Monday, May 19, 2014

The temporal insurpassability of heaven

Heavenly bliss lasts infinitely long. (Some theologians think of heaven as timeless, but that fits poorly with the doctrine of the resurrection of the body.) But wouldn't it be better to have a second heavenly life, after the first infinite one? And then instead of the usual order type ω for one's future days (1st future day, 2nd future day, 3rd future day, ...) one would have order type ω·2 (1st day, 2nd day, 3rd day, ..., infinitieth day + ωth day, (ω+1)st day, (ω+2)nd day, ...). And why stop there? Why not future days of order type ω·3? Or ω2? Or ωω? No temporal infinity seems insurpassable, so it seems that there could always be a longer afterlife.

Not so if my causal finitist thesis is true. For while the causal finitist thesis does not by itself deny the possibility of a longer infinite afterlife, it denies the possibility that any event could essentially depend on an earlier infinity of events. In particular, it means that if one had an infinite afterlife, and then continued to exist after that, it would be impossible to integrate that infinite afterlife in memory. But it is an important feature of the sort of creatures that we are that we integrate our past in our memory. Thus, given causal finitism, an afterlife whose events went beyond order type ω would be a disintegrated afterlife, unfitting for the sorts of beings we are.

This solves the third of the theological questions here.

By the same token, causal finitism makes implausible the following variant on universalism: "While hell is infinitely long, everyone who goes to hell is eventually saved (after that infinite time)." For presumably the salvation on that variant would be a result of a purification process in the infinitely long sojourn in hell, thereby being very likely to violate causal finitism.


Anonymous said...

Do you not think that the causal finitist thesis implies the finitude of the past all by itself (that is, without additional concerns about memory)? After all, if there are an infinite number of days (say) in the past, then we could construct a Grim Reaper-like scenario where Grim Reapers wake up every day and the actions of a Grim Reaper causally depend on the actions of all the previous ones.

Alexander R Pruss said...

Depends on how the infinite past is arranged. Suppose there are infinitely many causally isolated island universes, numbered 1,2,3,.... Suppose island universe #n is n years old. Since they are causally isolated they can't make Grim Reapers that all are set to attack a single person. But the overall multiverse then has an infinite past.

Anonymous said...

I grant that it is possible that the past be infinite without it thereby allowing for typical Grim Reaper scenarios (that is, scenarios used in Grim Reaper paradoxes). However, my point (had I been more precise) was that the possibility of an infinite past seems to imply the possibility of such Grim Reaper scenarios.

I suspect my intuition here is similar to the one you have about the "some but not all" option here: Since we know that typical Grim Reaper scenarios are impossible, and since we've been given no reason for thinking that reality might somehow magically preclude them were infinite pasts possible, it seems we should deny the possibility of infinite pasts.
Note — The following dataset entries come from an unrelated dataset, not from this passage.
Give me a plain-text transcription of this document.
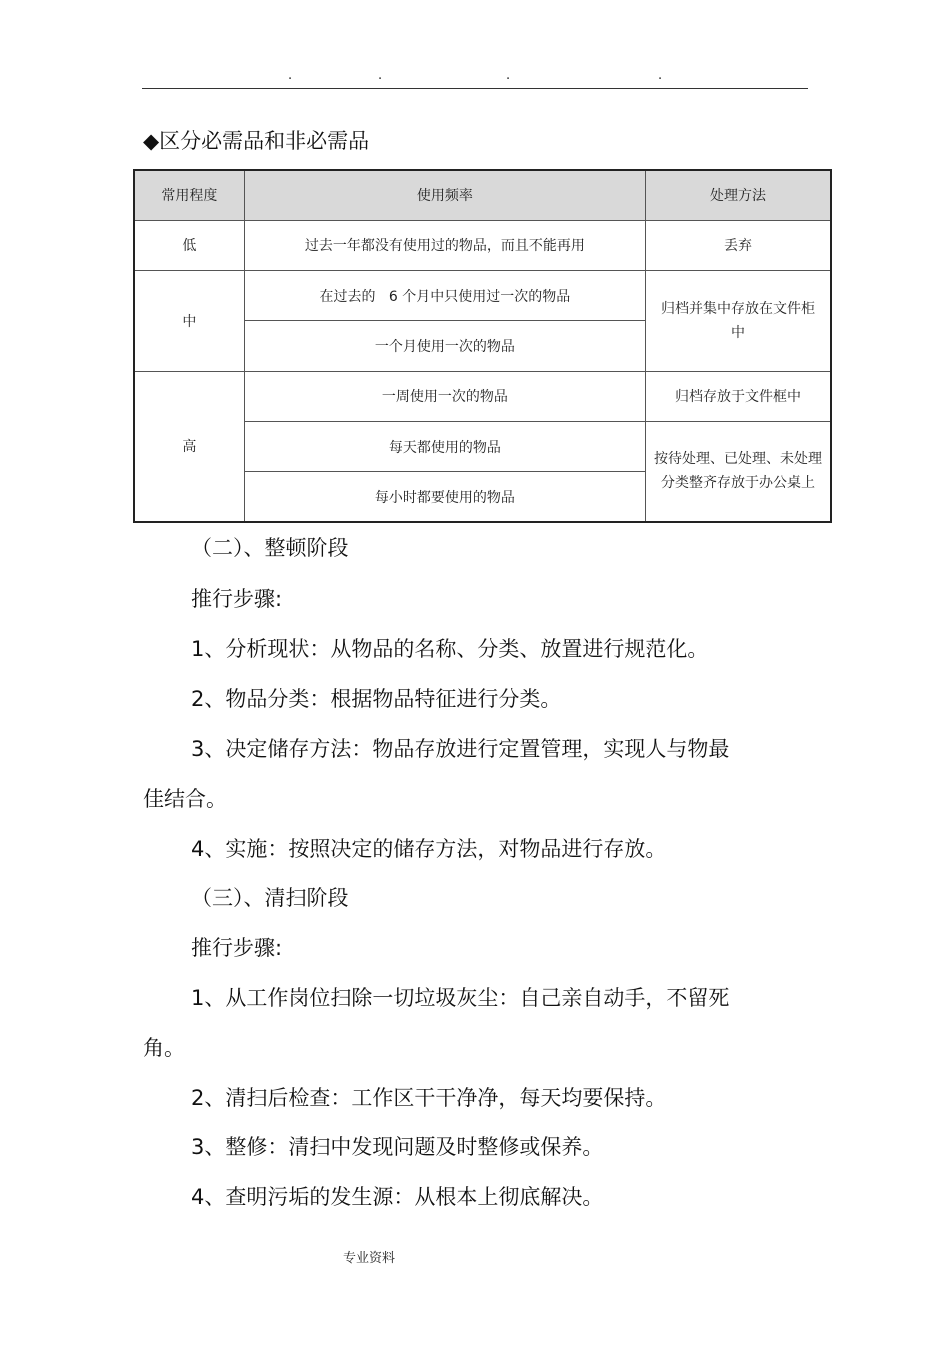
.	.	.	.
◆区分必需品和非必需品
常用程度	使用频率	处理方法
低	过去一年都没有使用过的物品，而且不能再用	丢弃
中	在过去的   6 个月中只使用过一次的物品	归档并集中存放在文件柜中
	一个月使用一次的物品	
高	一周使用一次的物品	归档存放于文件框中
	每天都使用的物品	按待处理、已处理、未处理分类整齐存放于办公桌上
	每小时都要使用的物品	
（二）、整顿阶段
推行步骤:
1、分析现状：从物品的名称、分类、放置进行规范化。
2、物品分类：根据物品特征进行分类。
3、决定储存方法：物品存放进行定置管理，实现人与物最
佳结合。
4、实施：按照决定的储存方法，对物品进行存放。
（三）、清扫阶段
推行步骤:
1、从工作岗位扫除一切垃圾灰尘：自己亲自动手，不留死
角。
2、清扫后检查：工作区干干净净，每天均要保持。
3、整修：清扫中发现问题及时整修或保养。
4、查明污垢的发生源：从根本上彻底解决。
专业资料
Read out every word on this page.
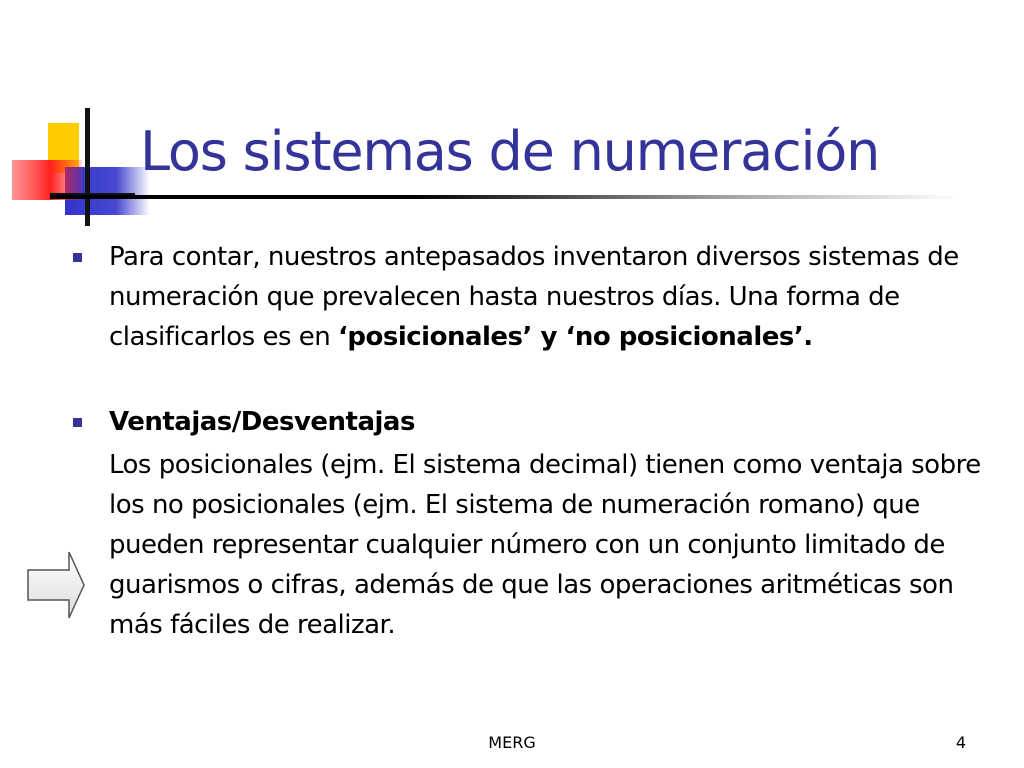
Los sistemas de numeración
Para contar, nuestros antepasados inventaron diversos sistemas de numeración que prevalecen hasta nuestros días. Una forma de clasificarlos es en ‘posicionales’ y ‘no posicionales’.
Ventajas/Desventajas
Los posicionales (ejm. El sistema decimal) tienen como ventaja sobre los no posicionales (ejm. El sistema de numeración romano) que pueden representar cualquier número con un conjunto limitado de guarismos o cifras, además de que las operaciones aritméticas son más fáciles de realizar.
MERG	4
It seems to me, then, that something like the following is plausible:

1. No event can irreducibly depend on infinitely many things. (Causal Finitist thesis)
2. If it is possible for the past to be infinite, then there are possible scenarios in which an event is irreducibly dependent on infinitely many things.
3. Therefore, the past cannot be infinite.

This kind of argument strikes me as similar to the ones in which grandfather paradoxes are used against (at least certain kinds of) time travel.